A number of limitations exist related to the given work: First, the number of acetabula available for the tests was limited to 24 samples, with a narrow geriatric age range and only one angle of reamer rotation. Though the age range of the cadavers assessed here may not exactly fit with the age range of patients undergoing THA, these first baseline data may well serve as a reference for ranges of material properties of the acetabulum when reamed. With the limited number of acetabula, it was only possible to obtain data on the general spectra of forces and torques occurring during the reaming of human acetabula. For training purposes, it would be desirable to train patient group specific reaming behavior depending on age, sex and bone quality. To achieve this, more data sets are needed. Second, the interactional forces and torques were measured along one (reaming tool) direction. Future work should repeat the given experiments, obtaining mechanical data at different reaming angles similar to the acquisition of a bidirectional reflectance distribution function for the rendering of graphics models to improve the material model. Third, the acetabula were casted in a rigid support, thus, the influence of soft tissues surrounding the acetabulum was not reflected in the measured biomechanical data. A fourth possible limitation is that the Spline interpolation leads to a smooth material behavior. A solution for this would be to reduce the maximum error leading to higher numbers of control point with a better representation of the measured jitter. Alternatively, the presented Cubic Hermite Spline material model could be extended with a noise factor introducing the measured jittering behavior to the material model. A user study determining the felt realism of the presented model is necessary to evaluate if the smoothened behavior of the presented model poses a problem.

Conclusion

We here presented for the first time a fast computing material model of the human acetabulum, which is applicable for haptic reaming simulators, as is required for VR THA surgery training.

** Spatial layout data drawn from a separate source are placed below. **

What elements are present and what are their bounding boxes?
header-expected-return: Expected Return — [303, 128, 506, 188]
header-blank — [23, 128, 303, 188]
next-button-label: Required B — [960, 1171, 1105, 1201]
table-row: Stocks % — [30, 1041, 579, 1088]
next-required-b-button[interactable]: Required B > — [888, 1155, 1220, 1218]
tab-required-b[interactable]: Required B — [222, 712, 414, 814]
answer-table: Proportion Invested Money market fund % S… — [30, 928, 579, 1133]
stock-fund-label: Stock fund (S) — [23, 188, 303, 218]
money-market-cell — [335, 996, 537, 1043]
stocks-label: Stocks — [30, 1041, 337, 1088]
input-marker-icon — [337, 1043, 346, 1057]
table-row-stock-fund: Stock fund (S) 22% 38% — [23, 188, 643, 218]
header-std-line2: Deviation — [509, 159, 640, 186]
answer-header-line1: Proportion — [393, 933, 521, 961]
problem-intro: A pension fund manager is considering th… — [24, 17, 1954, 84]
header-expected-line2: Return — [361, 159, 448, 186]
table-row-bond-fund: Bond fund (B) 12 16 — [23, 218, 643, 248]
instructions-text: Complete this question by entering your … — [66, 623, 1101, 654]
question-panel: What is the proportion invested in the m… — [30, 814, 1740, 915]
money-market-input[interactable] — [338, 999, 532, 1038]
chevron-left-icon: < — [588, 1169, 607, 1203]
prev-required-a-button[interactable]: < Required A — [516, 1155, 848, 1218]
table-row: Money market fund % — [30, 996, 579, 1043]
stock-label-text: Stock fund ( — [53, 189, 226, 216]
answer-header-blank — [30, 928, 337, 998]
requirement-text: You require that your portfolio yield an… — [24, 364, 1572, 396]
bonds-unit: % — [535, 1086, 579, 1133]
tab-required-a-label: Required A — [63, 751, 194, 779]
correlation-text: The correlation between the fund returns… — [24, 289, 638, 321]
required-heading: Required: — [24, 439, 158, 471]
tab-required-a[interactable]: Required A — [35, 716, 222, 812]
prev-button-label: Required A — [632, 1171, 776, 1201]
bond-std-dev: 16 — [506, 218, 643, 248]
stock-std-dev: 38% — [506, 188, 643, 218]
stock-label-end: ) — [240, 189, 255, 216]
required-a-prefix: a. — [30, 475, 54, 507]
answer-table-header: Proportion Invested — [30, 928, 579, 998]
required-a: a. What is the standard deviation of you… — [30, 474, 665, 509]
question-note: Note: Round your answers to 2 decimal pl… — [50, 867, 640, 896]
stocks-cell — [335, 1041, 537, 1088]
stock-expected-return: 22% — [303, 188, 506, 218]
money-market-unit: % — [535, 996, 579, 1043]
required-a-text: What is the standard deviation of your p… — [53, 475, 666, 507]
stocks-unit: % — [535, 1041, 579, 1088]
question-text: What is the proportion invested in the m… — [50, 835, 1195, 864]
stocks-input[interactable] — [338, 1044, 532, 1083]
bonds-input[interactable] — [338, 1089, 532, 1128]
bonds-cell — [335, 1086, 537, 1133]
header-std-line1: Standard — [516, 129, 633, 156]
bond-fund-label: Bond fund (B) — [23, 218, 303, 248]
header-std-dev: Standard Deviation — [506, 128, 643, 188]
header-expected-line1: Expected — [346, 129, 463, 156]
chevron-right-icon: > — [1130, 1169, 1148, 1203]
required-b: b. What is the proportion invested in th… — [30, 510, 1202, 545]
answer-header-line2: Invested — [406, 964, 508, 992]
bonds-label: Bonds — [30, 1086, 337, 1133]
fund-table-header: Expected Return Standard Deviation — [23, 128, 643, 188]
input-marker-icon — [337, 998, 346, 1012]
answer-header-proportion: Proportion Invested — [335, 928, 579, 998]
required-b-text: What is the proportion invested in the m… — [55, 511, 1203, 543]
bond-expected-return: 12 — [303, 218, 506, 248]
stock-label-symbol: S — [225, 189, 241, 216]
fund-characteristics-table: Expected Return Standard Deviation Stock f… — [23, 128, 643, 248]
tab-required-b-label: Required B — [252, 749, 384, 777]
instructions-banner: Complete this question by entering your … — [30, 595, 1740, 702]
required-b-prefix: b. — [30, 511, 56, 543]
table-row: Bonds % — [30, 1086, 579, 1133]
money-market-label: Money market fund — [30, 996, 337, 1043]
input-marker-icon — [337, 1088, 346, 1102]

A standardized biomechanical testing setup was established to measure the interactional forces and torques during the reaming of acetabula, as is performed during THA. Based on tests with human acetabula under static and dynamic settings, a fast computing Cubic Hermite Splines based material model was developed. It was shown that Cubic Hermite Splines provided a superior approximation of the real forces and torques compared to Cubic Splines. Finally, the implementation of a Cubic Hermite Splines material model combined with the here measured spectra of interactional forces and torques into a simulator will allow surgeons to train with a variety of machining hardness levels of acetabula of haptic VR acetabulum reaming (Supplementary Information 1).